SPARQL Best Practices

Writing efficient SPARQL queries for TopBraid requires both a good understanding of the data model and of how TopBraid will execute SPARQL queries. TopBraid bundles the Apache Jena SPARQL engine which does not optimize queries automatically. This means that the onus is on the query author to follow some best practices as outlined below.

How SPARQL queries are processed

The WHERE clause of a SPARQL query produces bindings of variables. In the following query, the variable ?continent will be bound to all instances of the class Continent.

SELECT ?continent
WHERE {
    ?continent a g:Continent .
}

The row in the WHERE clause above is called a Basic Graph Pattern, and those are matched against the triples found in the current query graph. In general, a query will be executed from top to bottom, so that the variable bindings from one row will be used as input to the next row.

Order of Basic Graph Patterns

The most important rule of writing efficient SPARQL queries is to eliminate combinations of variables as early as possible. The following (bad) query will return all continents together with their labels:

SELECT ?continent ?label
WHERE {
    ?continent skos:prefLabel ?label .
    ?continent a g:Continent .
}

When the above query is executed, the engine will first walk through all triples that have skos:prefLabel as predicate and only then combine those triple matches with the next row, which checks whether the bindings of ?continent are in fact instances of g:Continent.

This is very inefficient because there may be hundreds of thousands of triples with skos:prefLabel but only a handful of continents. The engine would do a lot of extra work that could be eliminated by reordering the clauses to the following (better) query:

SELECT ?continent ?label
WHERE {
    ?continent a g:Continent .
    ?continent skos:prefLabel ?label .
}

The difference is that here it will focus only on the (few) instances of g:Continent and only for those it will query the labels.

Joining Variables

If you want to join two usages of the same value, avoid using = but instead try to directly look up the triple. For example, the following query will deliver all instances of Country together with instances of Address that have the same country code.

SELECT ?country ?address
WHERE {
    ?country a g:Country .
    ?country g:isoCode2 ?countryCode .
    ?address a x:Address .
    ?address x:countryCode ?addressCode .
    FILTER (?countryCode = ?addressCode) .
}

The above is very inefficient, because it will loop through all possible values of ?countryCode and for each of them it will walk through all instances of Address, and for each of those it will query the ?addressCode. It will then compare ?countryCode and ?addressCode with the = operator. Imagine you have 200 countries and 1000 addresses, this means it would loop 200 x 1000 times.
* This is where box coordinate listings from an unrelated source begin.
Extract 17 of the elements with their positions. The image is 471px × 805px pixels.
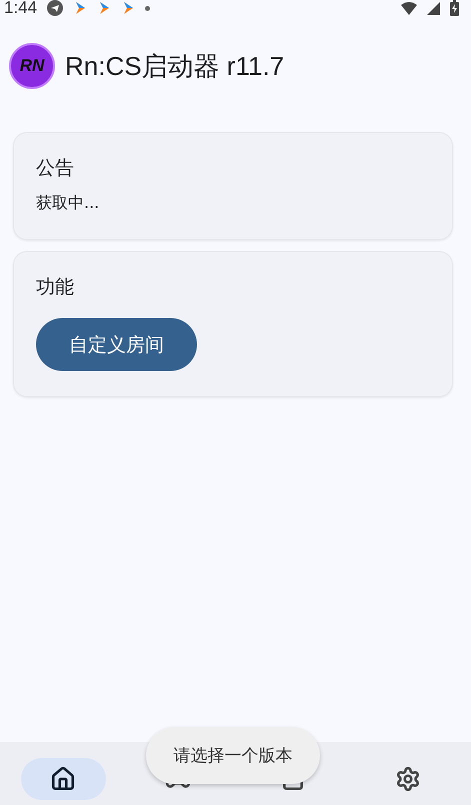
- card-text: 获取中...: [36, 193, 100, 214]
- custom-room-button[interactable]: 自定义房间: [36, 318, 197, 371]
- app-title: Rn:CS启动器 r11.7: [65, 50, 284, 82]
- dot-icon: [145, 6, 150, 10]
- nav-tab[interactable]: [20, 758, 106, 800]
- settings-icon: [394, 766, 421, 792]
- home-icon: [50, 766, 76, 792]
- logo-text: RN: [20, 56, 44, 76]
- app-notification-icon: [121, 1, 136, 15]
- version-toast: 请选择一个版本: [146, 727, 320, 784]
- card-title: 功能: [36, 275, 75, 300]
- status-time: 1:44: [4, 0, 38, 18]
- card-title: 公告: [36, 156, 75, 181]
- app-notification-icon: [73, 1, 88, 15]
- wifi-icon: [401, 2, 417, 14]
- signal-icon: [427, 2, 440, 14]
- app-notification-icon: [97, 1, 112, 15]
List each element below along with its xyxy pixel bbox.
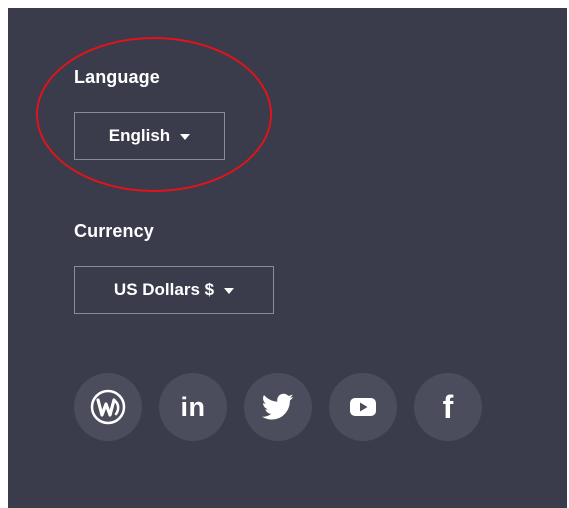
page-margin [0, 0, 569, 8]
page-margin [0, 0, 8, 508]
language-selected: English [108, 126, 171, 145]
caret-down-icon [224, 288, 235, 294]
social-links: in f [74, 373, 482, 441]
linkedin-link[interactable]: in [159, 373, 227, 441]
linkedin-icon: in [180, 391, 206, 422]
youtube-link[interactable] [329, 373, 397, 441]
facebook-icon: f [442, 388, 454, 425]
facebook-link[interactable]: f [414, 373, 482, 441]
twitter-link[interactable] [244, 373, 312, 441]
language-dropdown[interactable]: English [74, 112, 225, 160]
language-label: Language [74, 67, 160, 87]
wordpress-icon [90, 389, 126, 425]
youtube-icon [350, 398, 376, 416]
caret-down-icon [180, 134, 191, 140]
currency-label: Currency [74, 221, 154, 241]
twitter-icon [262, 393, 294, 420]
footer-panel: Language English Currency US Dollars $ i… [0, 0, 567, 508]
currency-selected: US Dollars $ [113, 280, 215, 299]
currency-dropdown[interactable]: US Dollars $ [74, 266, 274, 314]
wordpress-link[interactable] [74, 373, 142, 441]
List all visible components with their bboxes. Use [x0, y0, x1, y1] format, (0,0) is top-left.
A far more efficient variation would be this:

SELECT ?country ?address
WHERE {
    ?country a g:Country .
    ?country g:isoCode2 ?countryCode .
    ?address x:countryCode ?countryCode .
    ?address a x:Address .
}

This (better) variation would only loop over the 200 countries and then only on that subset of addresses that actually have matching country codes. It will do a direct value matching to query exactly the triples that have the given ?countryCode as their x:countryCode. And only then it will verify whether the ?address is actually also an instance of x:Address.

So always check if you can reuse a variable that already has a value before introducing a new variable.

FILTER Placement

TopBraid’s SPARQL engine will usually automatically move FILTER clauses to the end of its surrounding { … } block. For example, the following FILTER clause will be executed after all basic graph patterns have been processed:

SELECT ?continent ?label ?country
WHERE {
    ?continent a g:Continent .
    ?continent skos:prefLabel ?label .
    FILTER langMatches(lang(?label), 'en') .
    ?country skos:broader ?continent .
}

The “real” execution order of the query above will be as follows:

SELECT ?continent ?label ?country
WHERE {
    ?continent a g:Continent .
    ?continent skos:prefLabel ?label .
    ?country skos:broader ?continent .
    FILTER langMatches(lang(?label), 'en') .
}

As a result, the line that fetches the skos:broader matches will be executed even if the language of the label is not English. In practice this means that the engine would do a lot of unnecessary work with triples that will later be filtered out anyway.

To avoid this, you can introduce extra {…} blocks to make sure that the FILTER is executed earlier:

SELECT ?continent ?label ?country
WHERE {
    {
        ?continent a g:Continent .
        ?continent skos:prefLabel ?label .
        FILTER langMatches(lang(?label), 'en') .
    }
    ?country skos:broader ?continent .
}

Hint

It is important to understand that SPARQL is executed “from the inside out”. This means that the engine will first execute the inner {…} blocks.

How to Identify Slow SPARQL Queries

The Usage Statistics Admin Page will record any SPARQL query that took longer than the a configured value. If you are an administrator or power user, you may want to occasionally take a look at that page and inform users about best practices.